Sunday, October 21, 2018

Doctor Who and the Adventure of Rosa Parks' Head

To-day's new episode of Doctor Who, "Rosa", is the worst episode of the revived era. It might even be the worst in Doctor Who history. I certainly don't find "The Twin Dilemma" as annoying and it made a lot more sense. But let's take a closer look at "Rosa".

Spoilers after the screenshot

Is this close enough? How about we throw in a hundred more close-ups of everyone? This was a problem in last week's episode but minor enough I didn't think it worth mentioning. With "Rosa" I was starting to wonder how often no two people were in the same room at time of filming. Both episodes were directed by Mark Tonderai so maybe next week's, directed by Sallie Aprahamian, will be better.

The three Companions thing continues to make things awkward with scene after scene scrupulously giving us one line each from the Doctor's (Jodie Whittaker) queue of ducklings.

The Doctor and the gang find themselves in a cheap recreation of 1955 Alabama populated by angry British actors with bad American accents. I don't think the guy who slapped Ryan (Tosin Cole) was even trying.

I guess they blew all their location budget in South Africa. Well, I don't mind the backlot so much, certainly Doctor Who has done brilliantly with much less.

The episode revolves around Rosa Parks, played by Vinette Robinson, who appeared as a different character in Chris Chibnall's first Doctor Who episode, "42", when she had a real accent. But at least this time we get closer to her head.

Rosa Parks' refusal to give up a seat on a bus to a white passenger was a critical moment in the battle against institutionalised racism. Which makes it a shame the episode only featured out-and-out, foaming at the mouth racists, who only needed cuirasses and cat-o-nine-tails to pass as galley slave overseers from Ben-Hur.
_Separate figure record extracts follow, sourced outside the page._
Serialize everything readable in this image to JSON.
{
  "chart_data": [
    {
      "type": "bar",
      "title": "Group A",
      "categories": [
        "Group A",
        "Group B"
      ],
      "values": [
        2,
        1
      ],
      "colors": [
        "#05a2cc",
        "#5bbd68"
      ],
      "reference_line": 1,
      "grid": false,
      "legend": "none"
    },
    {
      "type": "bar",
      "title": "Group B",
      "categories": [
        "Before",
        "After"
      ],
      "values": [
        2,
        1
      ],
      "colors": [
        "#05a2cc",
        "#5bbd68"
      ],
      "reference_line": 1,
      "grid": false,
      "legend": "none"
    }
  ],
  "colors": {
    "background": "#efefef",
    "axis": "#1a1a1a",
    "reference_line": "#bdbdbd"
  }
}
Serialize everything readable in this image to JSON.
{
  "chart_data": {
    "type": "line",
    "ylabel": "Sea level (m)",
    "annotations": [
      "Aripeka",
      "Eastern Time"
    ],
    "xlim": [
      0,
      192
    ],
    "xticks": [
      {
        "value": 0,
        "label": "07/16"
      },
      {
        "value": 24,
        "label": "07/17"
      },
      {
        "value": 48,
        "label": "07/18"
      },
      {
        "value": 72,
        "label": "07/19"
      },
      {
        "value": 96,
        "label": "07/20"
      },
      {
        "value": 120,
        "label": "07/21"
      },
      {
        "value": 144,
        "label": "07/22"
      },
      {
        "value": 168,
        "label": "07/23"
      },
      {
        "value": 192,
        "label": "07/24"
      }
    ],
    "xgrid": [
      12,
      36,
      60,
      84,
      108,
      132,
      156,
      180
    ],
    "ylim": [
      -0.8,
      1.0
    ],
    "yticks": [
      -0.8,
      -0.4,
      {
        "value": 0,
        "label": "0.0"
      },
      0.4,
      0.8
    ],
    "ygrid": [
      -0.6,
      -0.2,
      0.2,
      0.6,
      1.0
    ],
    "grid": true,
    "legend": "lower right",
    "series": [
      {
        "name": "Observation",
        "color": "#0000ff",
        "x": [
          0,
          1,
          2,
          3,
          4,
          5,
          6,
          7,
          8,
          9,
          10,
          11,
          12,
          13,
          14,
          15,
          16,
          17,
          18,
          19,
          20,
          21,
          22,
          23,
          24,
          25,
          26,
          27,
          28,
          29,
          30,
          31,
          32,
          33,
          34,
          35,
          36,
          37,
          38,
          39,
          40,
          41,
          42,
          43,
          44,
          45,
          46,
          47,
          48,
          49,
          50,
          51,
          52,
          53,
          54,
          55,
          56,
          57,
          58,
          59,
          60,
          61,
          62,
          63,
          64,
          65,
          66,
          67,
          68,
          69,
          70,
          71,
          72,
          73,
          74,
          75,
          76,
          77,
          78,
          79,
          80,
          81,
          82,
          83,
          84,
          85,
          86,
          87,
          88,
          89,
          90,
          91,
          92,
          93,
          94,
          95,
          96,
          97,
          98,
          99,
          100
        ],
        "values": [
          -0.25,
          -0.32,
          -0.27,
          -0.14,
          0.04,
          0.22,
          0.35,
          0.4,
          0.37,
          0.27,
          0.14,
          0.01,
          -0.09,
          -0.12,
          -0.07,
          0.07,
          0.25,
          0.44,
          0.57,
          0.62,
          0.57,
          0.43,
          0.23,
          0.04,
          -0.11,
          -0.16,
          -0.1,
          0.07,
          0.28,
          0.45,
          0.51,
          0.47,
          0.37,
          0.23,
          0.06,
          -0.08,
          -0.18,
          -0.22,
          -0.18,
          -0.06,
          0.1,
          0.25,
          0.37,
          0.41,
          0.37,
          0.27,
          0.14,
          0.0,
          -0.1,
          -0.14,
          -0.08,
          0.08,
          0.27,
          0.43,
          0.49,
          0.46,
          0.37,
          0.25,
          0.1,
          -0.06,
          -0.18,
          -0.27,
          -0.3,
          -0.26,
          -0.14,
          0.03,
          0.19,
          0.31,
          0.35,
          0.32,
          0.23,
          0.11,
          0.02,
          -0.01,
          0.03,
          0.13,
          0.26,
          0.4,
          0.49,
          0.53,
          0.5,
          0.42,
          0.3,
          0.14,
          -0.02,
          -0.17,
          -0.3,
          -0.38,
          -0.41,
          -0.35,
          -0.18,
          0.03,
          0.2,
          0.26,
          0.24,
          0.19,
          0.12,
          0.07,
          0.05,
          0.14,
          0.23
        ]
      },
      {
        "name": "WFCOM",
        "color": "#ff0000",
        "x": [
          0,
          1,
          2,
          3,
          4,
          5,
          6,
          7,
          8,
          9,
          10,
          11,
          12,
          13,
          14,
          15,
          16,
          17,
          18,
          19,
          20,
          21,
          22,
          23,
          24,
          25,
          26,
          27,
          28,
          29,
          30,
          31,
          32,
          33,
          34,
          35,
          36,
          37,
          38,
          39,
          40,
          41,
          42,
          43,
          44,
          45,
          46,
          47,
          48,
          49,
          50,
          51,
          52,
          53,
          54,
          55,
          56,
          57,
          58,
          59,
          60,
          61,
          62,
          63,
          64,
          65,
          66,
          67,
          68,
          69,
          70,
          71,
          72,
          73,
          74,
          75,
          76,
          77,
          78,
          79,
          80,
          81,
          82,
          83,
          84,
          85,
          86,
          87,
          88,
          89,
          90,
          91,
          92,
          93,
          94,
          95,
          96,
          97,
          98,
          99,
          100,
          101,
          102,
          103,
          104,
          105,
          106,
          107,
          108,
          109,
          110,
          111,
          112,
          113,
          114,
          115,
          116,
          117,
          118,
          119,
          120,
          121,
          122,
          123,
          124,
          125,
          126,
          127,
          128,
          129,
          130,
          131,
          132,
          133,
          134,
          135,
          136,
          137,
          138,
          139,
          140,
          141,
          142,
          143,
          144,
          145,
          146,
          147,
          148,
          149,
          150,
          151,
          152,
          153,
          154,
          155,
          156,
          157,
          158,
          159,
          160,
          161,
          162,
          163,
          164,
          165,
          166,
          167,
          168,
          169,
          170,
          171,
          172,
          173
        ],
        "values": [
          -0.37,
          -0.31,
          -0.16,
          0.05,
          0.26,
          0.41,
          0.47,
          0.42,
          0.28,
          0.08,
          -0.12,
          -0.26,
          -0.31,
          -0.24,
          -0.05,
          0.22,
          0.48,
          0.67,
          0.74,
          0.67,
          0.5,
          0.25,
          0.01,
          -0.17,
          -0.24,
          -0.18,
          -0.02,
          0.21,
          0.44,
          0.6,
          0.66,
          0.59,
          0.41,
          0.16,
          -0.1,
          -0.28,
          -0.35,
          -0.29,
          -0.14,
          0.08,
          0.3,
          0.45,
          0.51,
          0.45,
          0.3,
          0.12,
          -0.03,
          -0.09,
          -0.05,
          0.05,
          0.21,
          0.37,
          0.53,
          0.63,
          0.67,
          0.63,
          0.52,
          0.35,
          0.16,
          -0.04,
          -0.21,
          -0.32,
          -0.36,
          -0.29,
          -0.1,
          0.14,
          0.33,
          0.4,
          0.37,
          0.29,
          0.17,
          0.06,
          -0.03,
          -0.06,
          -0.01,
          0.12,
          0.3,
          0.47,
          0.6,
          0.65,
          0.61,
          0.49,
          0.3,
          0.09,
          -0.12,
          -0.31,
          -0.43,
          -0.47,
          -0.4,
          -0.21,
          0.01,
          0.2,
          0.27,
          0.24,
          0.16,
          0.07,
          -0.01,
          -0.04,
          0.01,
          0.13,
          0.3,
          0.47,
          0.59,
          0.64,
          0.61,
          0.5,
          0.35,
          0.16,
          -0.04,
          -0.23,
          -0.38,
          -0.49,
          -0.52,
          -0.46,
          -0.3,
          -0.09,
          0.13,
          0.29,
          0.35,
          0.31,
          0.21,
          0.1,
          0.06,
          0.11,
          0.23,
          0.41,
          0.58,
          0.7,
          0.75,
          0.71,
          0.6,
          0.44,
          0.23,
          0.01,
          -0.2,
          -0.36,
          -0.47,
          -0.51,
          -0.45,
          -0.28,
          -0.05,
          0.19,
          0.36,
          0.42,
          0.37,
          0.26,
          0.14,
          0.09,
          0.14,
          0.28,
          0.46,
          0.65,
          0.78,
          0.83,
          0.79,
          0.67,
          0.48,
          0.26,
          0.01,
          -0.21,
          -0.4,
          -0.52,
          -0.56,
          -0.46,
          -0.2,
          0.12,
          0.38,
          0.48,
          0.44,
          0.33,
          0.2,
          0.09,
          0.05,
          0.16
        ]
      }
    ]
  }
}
The show missed an opportunity to show what it looks like when someone disrupts the status quo not for perpetually irate brutes but for complacent citizens who just accept this as the way things are.

Instead, Rosa Parks and, briefly, noted Trekkie Martin Luther King Jr. (Ray Sesay) are little more than props which the Doctor and companions race around while trying to prevent a criminal Time Traveller (Joshua Bowman) from changing the past. Apparently, though coming from a future where sentient alien life is commonplace, he's still somehow managed to find it in him to specifically hate black people.

Ryan and Yasmin (Mandip Gil) swap stories about encountering racism in the modern day U.K. as an infodump for the audience while persistently joking about the fact that a waitress thought Yasmin was Mexican. For some reason they find this really funny to the point where I got the feeling that they had something against Mexicans which I assume was not the intention.

Meanwhile, the Doctor and Graham (Bradley Walsh) are pretending to be a couple to throw off a suspicious police officer (Gareth Marks), which ought to have been a lot funnier than it is. Sometimes Bradley Walsh has a little twinkle about him but generally he seems to be getting as flat as the other two.

The police officer has showed up because . . . Well, we never find out why. The Doctor and Companions have sneaked into a whites only motel room because . . . well, we never find out why. The police officer knew they were there because . . . well, we never find out why. The Doctor says they can't hole up in the TARDIS because they'd be bound to run into their adversary that way. But she doesn't explain why they can't go to a different motel or why they need a motel room just to talk strategy.

But I think the worst part of the episode was the music. The French horns of nobility that came on with every single close up and low angle shot of Rosa Parks. Well, actually, they only served to remind me I wasn't seeing Rosa Parks but Vinette Robinson with glasses.